Add a “help and rehearse” step in which students who have the same sentence or picture get together first (either put them together, or provide more practice and challenge by handing them out randomly and asking students to find the others with the same). They practise together to say and memorise the sentence, or to describe the picture. They then regroup so that each member of the group has a different sentence or picture, and they put them in order.

Change this into a listening activity by making it a picture dictation where the teacher reads out or tells the story and the students have to put pictures into the correct order. (Gibbons, 2002, p. 147)

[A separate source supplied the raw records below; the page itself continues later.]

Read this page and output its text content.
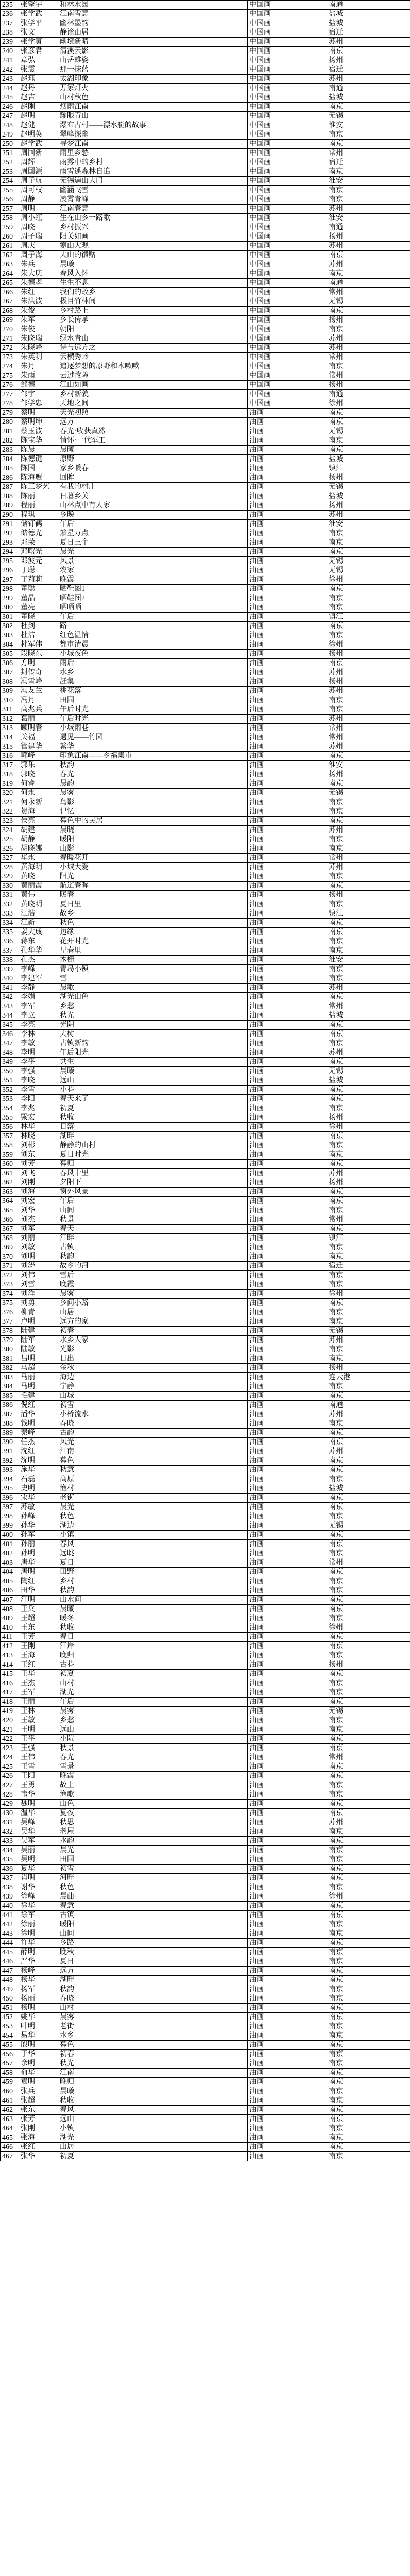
235	张擎宇	和林水园	中国画	南通
236	张学武	江南雪意	中国画	盐城
237	张学平	幽林墨韵	中国画	盐城
238	张文	静谧山居	中国画	宿迁
239	张学寅	幽境新晴	中国画	苏州
240	张彦君	清溪云影	中国画	南京
241	章弘	山岳雄姿	中国画	扬州
242	张震	那一抹蓝	中国画	宿迁
243	赵珏	太湖印象	中国画	苏州
244	赵丹	万家灯火	中国画	南通
245	赵吉	山村秋色	中国画	盐城
246	赵刚	烟雨江南	中国画	南京
247	赵明	耀眼青山	中国画	无锡
248	赵健	瀑布古村——漂水艇的故事	中国画	淮安
249	赵明英	翠峰探幽	中国画	南京
250	赵学武	寻梦江南	中国画	南京
251	周国新	雨里乡愁	中国画	常州
252	周辉	雨雾中的乡村	中国画	宿迁
253	周国源	雨雪遥森林自追	中国画	南京
254	周子航	无锡遍山大门	中国画	淮安
255	周可权	幽涵飞雪	中国画	南京
256	周静	凌霄青峰	中国画	南京
257	周明	江南春意	中国画	苏州
258	周小红	生在山乡一路歌	中国画	淮安
259	周晓	乡村振兴	中国画	南通
260	周子瑞	阳关如画	中国画	扬州
261	周庆	寒山大观	中国画	苏州
262	周子海	大山的馈赠	中国画	南京
263	朱兵	晨曦	中国画	苏州
264	朱大庆	春风入怀	中国画	南京
265	朱德孝	生生不息	中国画	南通
266	朱红	我们的故乡	中国画	常州
267	朱洪波	极目竹林间	中国画	无锡
268	朱俊	乡村路上	中国画	南京
269	朱军	乡长传承	中国画	扬州
270	朱俊	朝阳	中国画	南京
271	朱晓瑞	绿水青山	中国画	苏州
272	朱晓峰	诗与远方之	中国画	苏州
273	朱英明	云横秀岭	中国画	常州
274	朱月	追逐梦想的原野和木嗽嗽	中国画	南京
275	朱雨	云过故障	中国画	常州
276	邹德	江山如画	中国画	扬州
277	邹宇	乡村新貌	中国画	南通
278	邹学忠	天地之间	中国画	徐州
279	蔡明	天光初照	油画	南京
280	蔡明坤	远方	油画	南京
281	蔡玉波	春光·收获真然	油画	无锡
282	陈宝华	情怀·一代军工	油画	南京
283	陈晨	晨曦	油画	南京
284	陈德键	原野	油画	盐城
285	陈国	家乡暖春	油画	镇江
286	陈海鹰	回眸	油画	扬州
287	陈三梦艺	有我的村庄	油画	无锡
288	陈丽	日暮乡关	油画	盐城
289	程丽	山林点中有人家	油画	扬州
290	程琪	乡晚	油画	苏州
291	储钉鹤	午后	油画	淮安
292	储德光	繁星万点	油画	南京
293	邓荣	夏日三个	油画	南京
294	邓曙光	晨光	油画	南京
295	邓波元	风景	油画	无锡
296	丁聪	农家	油画	无锡
297	丁莉莉	晚霞	油画	徐州
298	董聪	晒鞋图1	油画	南京
299	董晶	晒鞋图2	油画	南京
300	董亮	晒晒晒	油画	南京
301	董晓	午后	油画	镇江
302	杜剑	路	油画	南京
303	杜洁	红色温情	油画	南京
304	杜军伟	都市清晨	油画	徐州
305	段晓东	小城夜色	油画	扬州
306	方明	雨后	油画	南京
307	封传奇	水乡	油画	苏州
308	冯雪峰	赶集	油画	扬州
309	冯友兰	桃花落	油画	苏州
310	冯月	田园	油画	南京
311	高兆兵	午后时光	油画	南京
312	葛丽	午后时光	油画	苏州
313	顾明春	小城雨巷	油画	常州
314	关福	遇见——竹园	油画	常州
315	管建华	繁华	油画	苏州
316	郭峰	印象江南——乡福集市	油画	南京
317	郭乐	秋韵	油画	淮安
318	郭晓	春光	油画	扬州
319	何睿	晨韵	油画	南京
320	何永	晨雾	油画	无锡
321	何永新	鸟影	油画	南京
322	贺海	记忆	油画	南京
323	侯亮	暮色中的民居	油画	南京
324	胡建	晨晓	油画	苏州
325	胡静	暖阳	油画	南京
326	胡晓娜	山影	油画	南京
327	华永	春暖花开	油画	常州
328	黄海明	小城大爱	油画	苏州
329	黄晓	阳光	油画	南京
330	黄丽霞	航道春晖	油画	南京
331	黄伟	暖春	油画	扬州
332	黄晓明	夏日里	油画	南京
333	江浩	故乡	油画	镇江
334	江新	秋色	油画	南京
335	姜大成	边缘	油画	南京
336	蒋东	花开时光	油画	南京
337	孔华华	早春里	油画	南京
338	孔杰	木栅	油画	淮安
339	李峰	青岛小镇	油画	南京
340	李建军	雪	油画	南京
341	李静	晨歌	油画	苏州
342	李娟	湖光山色	油画	南京
343	李军	乡愁	油画	常州
344	李立	秋光	油画	盐城
345	李亮	光阴	油画	南京
346	李林	大树	油画	南京
347	李敏	古镇新韵	油画	南京
348	李明	午后阳光	油画	苏州
349	李平	共生	油画	南京
350	李强	晨曦	油画	无锡
351	李晓	远山	油画	盐城
352	李雪	小巷	油画	南京
353	李阳	春天来了	油画	南京
354	李兆	初夏	油画	南京
355	梁宏	秋收	油画	扬州
356	林华	日落	油画	徐州
357	林晓	湖畔	油画	南京
358	刘彬	静静的山村	油画	南京
359	刘东	夏日时光	油画	南京
360	刘芳	暮归	油画	南京
361	刘飞	春风十里	油画	苏州
362	刘刚	夕阳下	油画	扬州
363	刘海	窗外风景	油画	南京
364	刘宏	午后	油画	南京
365	刘华	山间	油画	南京
366	刘杰	秋景	油画	常州
367	刘军	春天	油画	南京
368	刘丽	江畔	油画	镇江
369	刘敏	古镇	油画	南京
370	刘明	秋韵	油画	南京
371	刘涛	故乡的河	油画	宿迁
372	刘伟	雪后	油画	南京
373	刘雪	晚霞	油画	南京
374	刘洋	晨雾	油画	徐州
375	刘勇	乡间小路	油画	南京
376	柳青	山居	油画	南京
377	卢明	远方的家	油画	南京
378	陆建	初春	油画	无锡
379	陆军	水乡人家	油画	苏州
380	陆敏	光影	油画	南京
381	吕明	日出	油画	南京
382	马超	金秋	油画	扬州
383	马丽	海边	油画	连云港
384	马明	宁静	油画	南京
385	毛建	山城	油画	南京
386	倪红	初雪	油画	南通
387	潘华	小桥流水	油画	苏州
388	钱明	春晓	油画	南京
389	秦峰	古韵	油画	南京
390	任杰	风光	油画	南京
391	沈红	江南	油画	苏州
392	沈明	暮色	油画	南京
393	施华	秋意	油画	南京
394	石磊	高原	油画	南京
395	史明	渔村	油画	盐城
396	宋华	老街	油画	南京
397	苏敏	晨光	油画	南京
398	孙峰	秋色	油画	南京
399	孙华	湖边	油画	无锡
400	孙军	小镇	油画	南京
401	孙丽	春风	油画	南京
402	孙明	远眺	油画	南京
403	唐华	夏日	油画	常州
404	唐明	田野	油画	南京
405	陶红	乡村	油画	南京
406	田华	秋韵	油画	南京
407	汪明	山水间	油画	南京
408	王兵	晨曦	油画	南京
409	王超	暖冬	油画	南京
410	王东	秋收	油画	徐州
411	王芳	春日	油画	南京
412	王刚	江岸	油画	南京
413	王海	晚归	油画	南京
414	王红	古巷	油画	扬州
415	王华	初夏	油画	南京
416	王杰	山村	油画	南京
417	王军	湖光	油画	南京
418	王丽	午后	油画	南京
419	王林	晨雾	油画	无锡
420	王敏	乡愁	油画	南京
421	王明	远山	油画	南京
422	王平	小院	油画	南京
423	王强	秋景	油画	南京
424	王伟	春光	油画	常州
425	王雪	雪景	油画	南京
426	王阳	晚霞	油画	南京
427	王勇	故土	油画	南京
428	韦华	渔歌	油画	南京
429	魏明	山色	油画	南京
430	温华	夏夜	油画	南京
431	吴峰	秋思	油画	苏州
432	吴华	老屋	油画	南京
433	吴军	水韵	油画	南京
434	吴丽	晨光	油画	南京
435	吴明	田园	油画	南京
436	夏华	初雪	油画	南京
437	肖明	河畔	油画	南京
438	谢华	秋色	油画	南京
439	徐峰	晨曲	油画	徐州
440	徐华	春意	油画	南京
441	徐军	古镇	油画	南京
442	徐丽	暖阳	油画	南京
443	徐明	山间	油画	南京
444	许华	乡路	油画	南京
445	薛明	晚秋	油画	南京
446	严华	夏日	油画	南京
447	杨峰	远方	油画	南京
448	杨华	湖畔	油画	南京
449	杨军	秋韵	油画	南京
450	杨丽	春晓	油画	南京
451	杨明	山村	油画	南京
452	姚华	晨雾	油画	南京
453	叶明	老街	油画	南京
454	易华	水乡	油画	南京
455	殷明	暮色	油画	南京
456	于华	初春	油画	南京
457	余明	秋光	油画	南京
458	俞华	江南	油画	南京
459	袁明	晚归	油画	南京
460	张兵	晨曦	油画	南京
461	张超	秋收	油画	南京
462	张东	春风	油画	南京
463	张芳	远山	油画	南京
464	张刚	小镇	油画	南京
465	张海	湖光	油画	南京
466	张红	山居	油画	南京
467	张华	初夏	油画	南京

Strip picture – cut a picture into strips. Students must describe their strip without showing it to others and work out how they fit together. (Requires quite a careful choice of picture.) Refer to Strip Stories Picture He Kōrero i Wāwāhia (Word, 1 MB)

Examples

Level 1 myths and legends
marae procedure
simple story of an everyday event (AO 3.5)
routine task (AO 3.1)
Level 2 story about shopping (AO 4.5)
Level 3 recipes
food gathering/fishing instructions
story about a sporting activity
story about a holiday
Level 4 more extended story
a formal speech
Level 5 account of a historical event (eg land wars)
Level 6 current news story

Evaluation of the task

See evaluation on main page of Combining tasks.

References

  • Gibbons, P. (2002). Scaffolding Language, Scaffolding Learning: Teaching Second Language Learners in the Mainstream Classroom. Portsmouth, NH: Heinemann.
  • Nation, I. S. P. (1989). Language Teaching Techniques. English Language Institute Occasional Publication No. 2 (p. 79).
  • Nation, I. S. P. (1995). Teaching Listening and Speaking. English Language Institute Occasional Publication No. 14 (p. 129).